With all that crazy halo, stitches can be hard to see. So, for example, try a 5.5mm instead of a 5mm. A larger hook/needle is often required for mohair patterns anyway but do play around to see what you prefer. I found it also creates a nice lacy look too. Plus the flyaway fibres sort of fill in gaps.

Hold the Yarn Double

After trying a few different ways of using mohair and brushed alpaca, I have discovered that this is my favourite way of using it. A gossamer lace-weight held with a merino 4ply or DK produces a beautifully soft fabric that feels super luxurious.

I used this method in the Wheatfields shawl and I love it!
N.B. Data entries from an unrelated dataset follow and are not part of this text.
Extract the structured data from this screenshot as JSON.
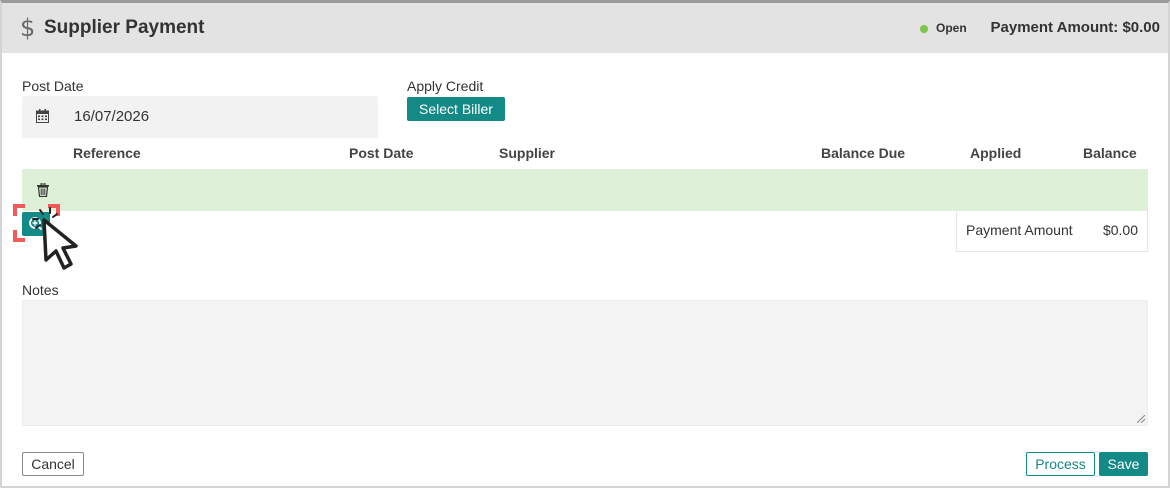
{
  "header": {
    "currency_symbol": "$",
    "title": "Supplier Payment",
    "status": "Open",
    "status_color": "#7cc44a",
    "payment_amount_label": "Payment Amount: $0.00"
  },
  "form": {
    "post_date_label": "Post Date",
    "post_date_value": "16/07/2026",
    "post_date_icon": "calendar-icon",
    "apply_credit_label": "Apply Credit",
    "select_biller_label": "Select Biller"
  },
  "table": {
    "columns": [
      "Reference",
      "Post Date",
      "Supplier",
      "Balance Due",
      "Applied",
      "Balance"
    ],
    "row_highlight_color": "#dff0d8",
    "delete_icon": "trash-icon",
    "zoom_icon": "zoom-in-icon"
  },
  "summary": {
    "label": "Payment Amount",
    "value": "$0.00"
  },
  "notes": {
    "label": "Notes",
    "value": ""
  },
  "footer": {
    "cancel_label": "Cancel",
    "process_label": "Process",
    "save_label": "Save"
  },
  "colors": {
    "accent": "#138a86",
    "header_bg": "#e3e3e3",
    "focus_highlight": "#f05a5a"
  }
}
a crochet shawl made with mohair yarn and 4ply merino
The Wheatfields shawl is Austermann lace-weight mohair held with a hand-dyed 4ply merino from Flyy Dyed Yarns.

Use Stitch Markers

If I can get away with not using stitch markers then I will. I am lazy, life is too way short for undoing, moving, and rejoining a stitch marker. Or worse, multiple stitch markers! However, they are really useful for when stitches are hard to see. Use the stitch markers!

Try Budget Yarn First

If cost is an issue, try a cheaper yarn to experiment with (and a smaller project ). If you like it and you’re happy, move on to bigger goals. The Drops brand have both mohair and alpaca yarns that are budget friendly. I recently made hair scrunchies with a yarn from Flying Tiger that was perfect for a cute hair accessory. It was about £2.25 for a ball of 25 grams (the standard sized ball for mohair yarns). I used a scrunchie pattern from Lottie & Albert’s new crochet book.

crochet hair scrunchies made with different types of mohair yarn
Trying different types of fluffy yarn. Going clockwise from the top: Mustard (“curry”) is Drops mohair, the green is chunky kid silk from MYPZ, lilac and peach both Flying Tiger, the Coral is brushed alpaca silk, the teal (“verdigris”) is Rowan Alpaca classic

Buy an Extra Ball of Yarn

If budget allows, it might be useful to buy an extra ball for swatching. When designing, I will buy an extra ball so I have the freedom to work up a few swatches without the fear of using up yarn that will go into the final sample. I can play around with hook sizes and stitch patterns to see what works and what doesn’t before getting stuck into the actual sweater or shawl.

Or, buy one ball first, swatch it and see if you actually want to use it before buying a sweater quantity! It might save a few quid if you learn that it’s a bit too scratchy against your skin.

Try Simpler Stitches

This one is for those of you who might want to design with mohair and is personal preference rather than a hard and fast rule. With a larger hook size than normal the stitches work up looser and drapier. A loose single crochet stitch or perhaps an extended SC look really effective, much more than you might think. By all means, go for different stitches if that’s your aesthetic but the nature of the yarn is that it does the talking and overly intricate stitches confuse things too much. Think small, dainty stitches as opposed to treble heavy. Whatever floats your boat.

And those are some tips I’ve come up with from my adventures of working with mohair yarn. Oh, and alpaca fluff too! I hope you find them useful. Have you got any tips you’ve like to share? Perhaps I’ve missed something that would be super useful to add. Let me know in the comments below!

Cheers. x

I used a chunky mohair from MYPZ to make this version of the Perfect Cardigan.